Nor, it is important to stress, would such chaos
be limited to the use of controlled substances for assisted suicide.
What if a state passed a law permitting morphine to be used to create
euphoria as a "treatment" for depression or anxiety?
If states truly have the unlimited right to impose their views on the
federal government as to what constitutes a legitimate medical use of
federally controlled substances, the federal government would be bound
to respect even the most idiosyncratic policy. The result could be the
utter disintegration of the CSA and a total fracturing of national drug
policy, at least as it relates to the medical use of narcotics.
What to do? Ashcroft might be tempted to request
the full Ninth Circuit Court of Appeal to review the decision, a process
known as an en banc hearing. This would be a mistake, in my view.
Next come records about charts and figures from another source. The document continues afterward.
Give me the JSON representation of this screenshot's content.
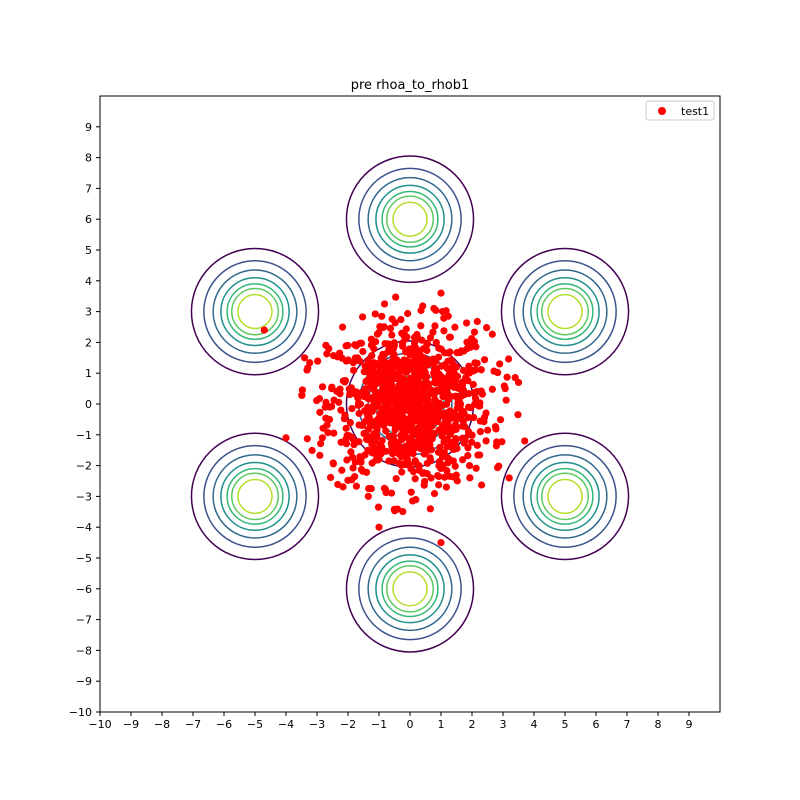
{
  "chart_data": {
    "type": "scatter",
    "title": "pre rhoa_to_rhob1",
    "xlabel": "",
    "ylabel": "",
    "xlim": [
      -10,
      10
    ],
    "ylim": [
      -10,
      10
    ],
    "xticks": [
      -10,
      -9,
      -8,
      -7,
      -6,
      -5,
      -4,
      -3,
      -2,
      -1,
      0,
      1,
      2,
      3,
      4,
      5,
      6,
      7,
      8,
      9
    ],
    "yticks": [
      -10,
      -9,
      -8,
      -7,
      -6,
      -5,
      -4,
      -3,
      -2,
      -1,
      0,
      1,
      2,
      3,
      4,
      5,
      6,
      7,
      8,
      9
    ],
    "grid": false,
    "legend": {
      "placement": "top-right",
      "entries": [
        {
          "label": "test1",
          "color": "#ff0000"
        }
      ]
    },
    "contours": {
      "centers": [
        [
          0,
          0
        ],
        [
          0,
          6
        ],
        [
          0,
          -6
        ],
        [
          5,
          3
        ],
        [
          5,
          -3
        ],
        [
          -5,
          3
        ],
        [
          -5,
          -3
        ]
      ],
      "radii": [
        2.05,
        1.65,
        1.35,
        1.1,
        0.9,
        0.75,
        0.55
      ],
      "colors": [
        "#440154",
        "#3b528b",
        "#31688e",
        "#21908d",
        "#35b779",
        "#5ec962",
        "#b5de2b"
      ]
    },
    "series": [
      {
        "name": "test1",
        "color": "#ff0000",
        "distribution": {
          "type": "gaussian-cloud",
          "center": [
            0,
            0
          ],
          "std": 1.3,
          "count": 1000
        },
        "outliers": [
          [
            -4.7,
            2.4
          ],
          [
            -4.0,
            -1.1
          ],
          [
            -1.0,
            -4.0
          ],
          [
            1.0,
            -4.5
          ],
          [
            3.2,
            -2.4
          ],
          [
            3.7,
            -1.2
          ],
          [
            3.5,
            0.7
          ],
          [
            1.0,
            3.6
          ],
          [
            -3.4,
            1.5
          ]
        ]
      }
    ]
  }
}
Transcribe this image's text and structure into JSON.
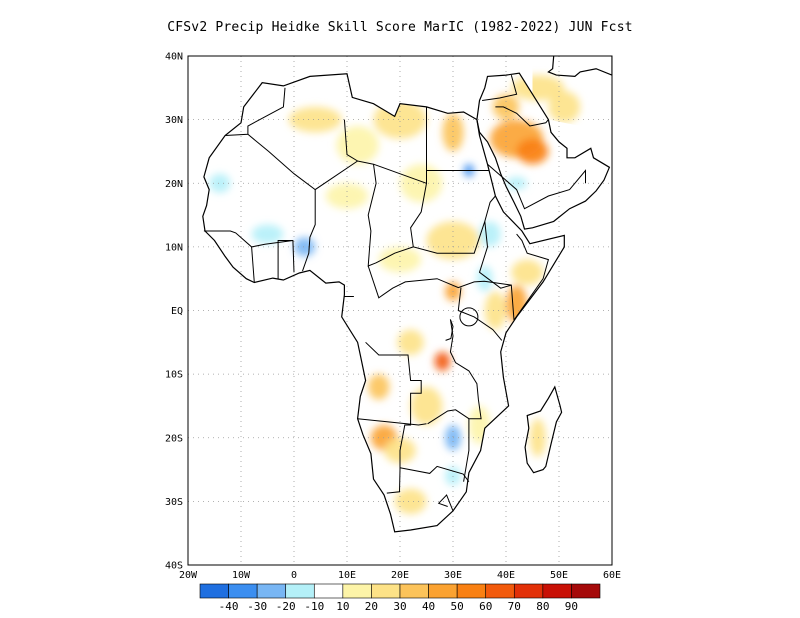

The Ninth Circuit is often quite radical in its rulings, but the majority
decision was appropriately narrow in scope. Moreover, Judge Wallace
issued a powerfully reasoned dissent. It is unlikely that another bite
at the apple would garner a better result.
No, the best bet is for Ashcroft to try and take the case directly to the United States Supreme Court. The importance of this case far exceeds the public-policy pros and cons of assisted suicide. At stake is whether the federal government can retain ultimate authority over federal regulations promulgated under the Controlled Substances Act or whether we are in the midst of devolving regulatory power over drug policy to each of the 50 states.